Mientras por competir con tu cabello
oro bruñido al sol relumbra en vano;
mientras con menosprecio en medio el llano
mira tu blanca frente el lilio bello;

mientras a cada labio, por cogello,
siguen más ojos que al clavel temprano,
y mientras triunfa con desdén lozano
del luciente cristal tu gentil cuello,

goza cuello, cabello, labio y frente,
antes que lo que fue en tu edad dorada
oro, lilio, clavel, cristal luciente,

no sólo en plata o víola troncada
se vuelva, mas tú y ello juntamente
en tierra, en humo, en polvo, en sombra, en nada.

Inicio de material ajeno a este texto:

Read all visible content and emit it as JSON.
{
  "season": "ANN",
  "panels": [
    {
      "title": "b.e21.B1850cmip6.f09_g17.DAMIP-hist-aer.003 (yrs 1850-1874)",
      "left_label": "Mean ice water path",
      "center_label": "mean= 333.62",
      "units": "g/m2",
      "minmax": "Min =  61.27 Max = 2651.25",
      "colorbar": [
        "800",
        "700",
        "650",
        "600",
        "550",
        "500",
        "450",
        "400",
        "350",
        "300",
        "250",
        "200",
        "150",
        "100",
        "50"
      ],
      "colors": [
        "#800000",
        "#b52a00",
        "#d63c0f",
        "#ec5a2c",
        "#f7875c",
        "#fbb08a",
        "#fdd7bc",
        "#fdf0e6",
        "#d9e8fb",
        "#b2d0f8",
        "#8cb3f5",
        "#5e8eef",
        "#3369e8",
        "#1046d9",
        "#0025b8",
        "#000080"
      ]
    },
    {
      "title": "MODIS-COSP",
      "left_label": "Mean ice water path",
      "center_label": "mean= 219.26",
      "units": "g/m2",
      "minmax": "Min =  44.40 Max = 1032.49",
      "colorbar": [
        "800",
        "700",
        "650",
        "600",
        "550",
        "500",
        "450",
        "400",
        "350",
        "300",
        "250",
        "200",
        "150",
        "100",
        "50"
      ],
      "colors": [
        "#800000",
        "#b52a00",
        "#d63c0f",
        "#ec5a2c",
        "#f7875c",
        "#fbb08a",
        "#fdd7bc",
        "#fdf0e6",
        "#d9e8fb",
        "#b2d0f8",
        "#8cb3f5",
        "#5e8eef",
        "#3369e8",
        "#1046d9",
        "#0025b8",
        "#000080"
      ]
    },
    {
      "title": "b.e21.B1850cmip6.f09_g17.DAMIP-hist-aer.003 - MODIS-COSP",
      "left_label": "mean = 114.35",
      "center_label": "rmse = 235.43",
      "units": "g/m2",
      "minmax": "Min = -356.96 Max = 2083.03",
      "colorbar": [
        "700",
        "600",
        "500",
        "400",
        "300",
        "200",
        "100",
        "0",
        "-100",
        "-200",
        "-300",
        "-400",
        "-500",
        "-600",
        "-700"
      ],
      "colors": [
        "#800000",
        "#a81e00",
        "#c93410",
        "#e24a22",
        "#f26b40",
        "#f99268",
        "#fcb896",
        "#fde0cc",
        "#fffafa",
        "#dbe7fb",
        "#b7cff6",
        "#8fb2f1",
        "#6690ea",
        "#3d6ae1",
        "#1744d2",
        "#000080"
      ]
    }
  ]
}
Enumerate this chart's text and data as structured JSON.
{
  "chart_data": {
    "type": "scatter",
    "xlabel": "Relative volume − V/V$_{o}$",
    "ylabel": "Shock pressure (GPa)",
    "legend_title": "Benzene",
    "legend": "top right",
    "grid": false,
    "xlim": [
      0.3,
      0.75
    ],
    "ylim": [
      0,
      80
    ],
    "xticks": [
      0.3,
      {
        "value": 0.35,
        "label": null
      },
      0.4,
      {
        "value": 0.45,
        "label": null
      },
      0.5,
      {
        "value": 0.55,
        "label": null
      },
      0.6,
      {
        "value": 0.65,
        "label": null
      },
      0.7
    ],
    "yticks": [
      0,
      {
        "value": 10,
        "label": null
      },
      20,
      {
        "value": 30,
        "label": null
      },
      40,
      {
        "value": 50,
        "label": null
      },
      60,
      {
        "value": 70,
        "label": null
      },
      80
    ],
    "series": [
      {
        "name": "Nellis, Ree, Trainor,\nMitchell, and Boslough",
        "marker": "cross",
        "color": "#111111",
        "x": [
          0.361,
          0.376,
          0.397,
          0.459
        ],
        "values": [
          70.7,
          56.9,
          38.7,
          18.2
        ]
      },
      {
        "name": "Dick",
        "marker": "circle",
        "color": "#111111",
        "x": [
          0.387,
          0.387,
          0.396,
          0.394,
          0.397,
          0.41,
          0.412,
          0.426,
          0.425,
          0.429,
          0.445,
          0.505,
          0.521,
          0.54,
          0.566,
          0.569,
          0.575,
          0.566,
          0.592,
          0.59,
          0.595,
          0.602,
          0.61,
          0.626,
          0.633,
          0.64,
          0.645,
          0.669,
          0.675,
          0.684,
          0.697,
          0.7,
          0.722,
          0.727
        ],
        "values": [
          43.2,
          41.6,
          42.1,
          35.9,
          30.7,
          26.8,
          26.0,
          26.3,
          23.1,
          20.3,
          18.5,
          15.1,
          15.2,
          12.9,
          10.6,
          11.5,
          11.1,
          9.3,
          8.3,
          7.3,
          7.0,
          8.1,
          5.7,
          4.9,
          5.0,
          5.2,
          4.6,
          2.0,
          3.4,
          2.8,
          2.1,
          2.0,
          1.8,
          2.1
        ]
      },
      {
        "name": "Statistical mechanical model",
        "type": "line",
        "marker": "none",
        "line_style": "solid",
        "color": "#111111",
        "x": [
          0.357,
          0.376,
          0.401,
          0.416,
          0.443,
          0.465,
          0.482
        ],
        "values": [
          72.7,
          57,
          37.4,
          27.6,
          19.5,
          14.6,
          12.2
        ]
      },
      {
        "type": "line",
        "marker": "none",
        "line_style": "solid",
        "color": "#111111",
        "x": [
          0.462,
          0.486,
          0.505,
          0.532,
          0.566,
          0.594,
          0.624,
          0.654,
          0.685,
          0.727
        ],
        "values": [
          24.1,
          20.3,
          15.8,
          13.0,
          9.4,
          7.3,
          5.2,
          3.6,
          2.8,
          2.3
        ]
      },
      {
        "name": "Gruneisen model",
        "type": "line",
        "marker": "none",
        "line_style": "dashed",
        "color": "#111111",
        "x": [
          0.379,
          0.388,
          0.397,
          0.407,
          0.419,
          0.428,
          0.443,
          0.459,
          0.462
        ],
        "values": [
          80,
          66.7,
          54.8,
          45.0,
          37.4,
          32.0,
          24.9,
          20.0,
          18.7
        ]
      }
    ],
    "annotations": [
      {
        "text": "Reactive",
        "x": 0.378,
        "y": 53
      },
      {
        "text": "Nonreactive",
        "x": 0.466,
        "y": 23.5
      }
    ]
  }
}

Soneto de Luis de Gongora y Argote [1561-1627].

sábado, 11 de julio de 2015

Ande yo caliente y ríase la gente

Traten otros del gobierno 
del mundo y sus monarquías,
mientras gobiernan mis días
mantequillas y pan tierno;
y las mañanas de invierno
naranjada y aguardiente,
y ríase la gente.

Coma en dorada vajilla
el Príncipe mil cuidados
como píldoras dorados,
que yo en mi pobre mesilla
quiero más una morcilla
que en el asador reviente,
y ríase la gente.

Cuando cubra las montañas 
de blanca nieve el enero,
tanga yo lleno el brasero 
de bellotas y castañas,
y quien las dulces patrañas
del Rey que rabió me cuente, 
y ríase la gente.

Busque muy en buena hora
el mercader nuevos soles;
yo conchas y caracoles
entre la menuda arena,
escuchando a Filomena
sobre el chopo de la fuente,
y ríase la gente.

Pase a media noche el mar
y arda en amorosa llama
Leandro por ver su dama;
que yo más quiero pasar
del golfo de mi lagar
la blanca o roja corriente,
y ríase la gente.

Pues Amor es tan cruel
que de Píramo y su amada
hace tálamo una espada,
do se junten ella y él,
sea mi Tisbe un pastel 
y la espada sea mi diente,
y ríase la gente.

De Luis de Góngora y Argote [1561-1627], poeta y dramaturgo, de cuyo nacimiento en Córdoba se cumplen hoy 454 años.